Note: approx. only.
Do not use as an anchoring point on your GPS.
Coffin Bay, Port Douglas, Mt Dutton Bay and Kellidie Bay form one of the most attractive cruising areas in South Australia. Its entire southern coast is national park; its waters are sheltered, its fishing good and there are local sources for essential supplies. However only vessels with a draft of less than 1.5 metres or so are able to pass over the bar into Port Douglas without hindrance at almost any time, while those with greater draft will often have to wait outside, in Coffin Bay proper, for a suitable state of the tide; and for those without intimate local knowledge, a daylight passage is essential. But for all vessels able to access them, the protected waters of Port Douglas and its several Bays are a cruising holiday delight. Trailer yachts can, of course, reach many places that are inaccessible to fixed-keel boats and do not have to get there by sea.
Coffin Bay proper:
Two main anchorages, at Farm Beach and at Seasick Bay.
General position 34 30S/135 23E
Shelter from SW through SE to NNE
Anchorage is 1/4-1/2 nm east of the Pt. Douglas entrance beacon (No1 Starboard – Fl 3s 9.4m 6.8nm).
Holding is fair in mixed sand and weed.
General position 34 25.5S/135 13E
Shelter from SW-S
Anchor in a small cove NE of the Point Sir Isaac lighthouse. A respite anchorage, used only as circumstances dictate.
In addition, anchoring anywhere off the coast from Point Sir Isaac to Longnose Point is possible in suitable weather. The bottom is all sand and good holding, but the water is shallow for a long way out and there are one or two lumps or spits that should be avoided! Port Douglas – Mt Dutton Bay:
There are many alternatives available once across the bar and into Port Douglas. They are reached by a channel through drying sand flats and great caution must be exercised, especially in the first 5 nm between beacon G1 to beacon R8. At the time of writing, May 2005, the channel between the entrance and the township had three particularly shallow stretches very close to the course line: the area between the first and second entrance beacons; the area between and around the port and starboard beacons north-west of Crinolin Point; and around the township of Coffin Bay, the Town Jetty and Yacht Club Jetty.
Given these conditions it is prudent to enter on a rising tide and one should allow about three hours to negotiate the channels all the way from the entrance beacon to the township reach and anchorage. But one does not need to go this whole distance before choosing one’s first anchorage.

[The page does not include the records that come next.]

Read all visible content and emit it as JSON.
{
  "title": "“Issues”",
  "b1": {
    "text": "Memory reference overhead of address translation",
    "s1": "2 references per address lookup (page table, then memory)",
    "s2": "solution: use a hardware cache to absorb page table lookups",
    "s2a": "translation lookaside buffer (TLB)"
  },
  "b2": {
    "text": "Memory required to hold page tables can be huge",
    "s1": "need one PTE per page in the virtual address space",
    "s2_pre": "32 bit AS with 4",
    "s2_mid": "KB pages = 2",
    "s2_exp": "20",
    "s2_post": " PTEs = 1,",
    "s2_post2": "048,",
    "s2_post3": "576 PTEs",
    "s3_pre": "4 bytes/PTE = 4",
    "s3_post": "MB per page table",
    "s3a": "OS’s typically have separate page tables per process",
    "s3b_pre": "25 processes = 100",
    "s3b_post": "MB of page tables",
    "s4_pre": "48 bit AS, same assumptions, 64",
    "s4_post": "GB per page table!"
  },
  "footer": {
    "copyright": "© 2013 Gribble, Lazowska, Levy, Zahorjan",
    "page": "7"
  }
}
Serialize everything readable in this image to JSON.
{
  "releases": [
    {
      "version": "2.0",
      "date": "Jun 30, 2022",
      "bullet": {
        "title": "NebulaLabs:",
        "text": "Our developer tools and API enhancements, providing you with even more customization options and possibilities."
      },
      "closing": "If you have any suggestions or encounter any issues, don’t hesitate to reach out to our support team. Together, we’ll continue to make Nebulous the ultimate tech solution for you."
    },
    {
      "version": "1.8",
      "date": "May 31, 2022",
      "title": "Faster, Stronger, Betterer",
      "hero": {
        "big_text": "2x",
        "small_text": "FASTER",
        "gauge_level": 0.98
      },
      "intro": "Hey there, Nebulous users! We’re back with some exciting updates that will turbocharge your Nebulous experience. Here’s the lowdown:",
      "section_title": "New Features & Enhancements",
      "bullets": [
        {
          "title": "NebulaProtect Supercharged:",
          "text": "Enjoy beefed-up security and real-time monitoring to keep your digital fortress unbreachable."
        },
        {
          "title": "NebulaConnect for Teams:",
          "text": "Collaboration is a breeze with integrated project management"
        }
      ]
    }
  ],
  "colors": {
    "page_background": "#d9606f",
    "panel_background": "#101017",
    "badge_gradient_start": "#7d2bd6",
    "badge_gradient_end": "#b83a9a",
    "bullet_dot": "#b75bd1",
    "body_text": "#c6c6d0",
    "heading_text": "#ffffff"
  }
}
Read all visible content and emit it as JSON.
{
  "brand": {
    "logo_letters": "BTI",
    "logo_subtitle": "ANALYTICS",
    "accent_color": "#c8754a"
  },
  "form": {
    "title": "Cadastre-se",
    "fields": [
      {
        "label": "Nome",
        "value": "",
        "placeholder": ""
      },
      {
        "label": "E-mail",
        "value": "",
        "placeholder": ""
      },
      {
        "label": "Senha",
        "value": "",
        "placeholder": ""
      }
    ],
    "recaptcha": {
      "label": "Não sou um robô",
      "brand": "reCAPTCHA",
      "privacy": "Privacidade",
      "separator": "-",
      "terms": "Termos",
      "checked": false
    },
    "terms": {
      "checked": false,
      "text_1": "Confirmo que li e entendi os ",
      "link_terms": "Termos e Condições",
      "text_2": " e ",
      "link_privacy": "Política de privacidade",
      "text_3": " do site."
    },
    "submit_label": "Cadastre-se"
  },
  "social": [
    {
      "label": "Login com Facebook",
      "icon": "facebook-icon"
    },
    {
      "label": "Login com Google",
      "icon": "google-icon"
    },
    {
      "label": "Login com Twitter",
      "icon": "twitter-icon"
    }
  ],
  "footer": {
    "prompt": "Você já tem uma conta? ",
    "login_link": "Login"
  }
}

The town anchorage is in the area between Goat Island, with its large southern sandbank, and the town shore. Many moorings are available; and the holding is good with shelter from all directions. It may be possible to tie up for some time at the town jetty but since this is in regular use by commercial fisherman, the usual caution and courtesy should be exercised.
The yacht club jetty has less than 2 metres of water at its head at low tide but is a useful place to tie up while provisioning.
The township of Coffin Bay has two general stores and a service station where most basic provisions can be bought, along with the famous Coffin Bay oysters. There is a Post Office and the Caravan Park has laundry facilities. Visiting are welcome at the Coffin Bay Yacht Club which is also famous for good low cost meals produced two nights a week by a roster of local members.
Fuel is available at the main jetty tel 0428 854 020; water is also on tap at the yacht club jetty.
Pt Lincoln is about 45 km away by road. There is a regular bus service between it and Coffin Bay township.
Of the many alternative anchoring places that may be used, the following three locations are note-worthy.
Shelter all round.
Anchor S-SW of the island and its drying banks. The east-west channel south of Rabbit Island is narrow but deep.
Note – Good quantities of cockles can fairly readily be found in the sandbanks to the south.
General Position 34 34.3S/135 20E
Shelter W through SW to S
Anchor in any one of several sandy coves along this stretch of coast of the Coffin Bay Peninsula.
Mount Dutton Bay
Shelter SE through N to SW
Anchor at: The head of the bay, as far in towards the jetty as draft permits; or south of Bulldog point; or anywhere along the eastern shore.
Strong local offshore northerly breezes can spring up at night, without warning, particularly during the summer months. Caution should therefore be exercised if anchoring in waters that offer protection from winds that are forecast from the opposite direction. Rafting up overnight is not recommended for this reason.
Though tide turns are normally between one and two hours later than those for Pt Lincoln, both the timing and the level of tides are noticeably affected by difference in barometric pressures between Coffin Bay and the ocean hundreds of miles to the west and south.
When entering the town reach keep close to “the Horn”; the water is steep to close in but the reef is not far out; ? be also alert for fishing boats coming around “the Horn” like crazy.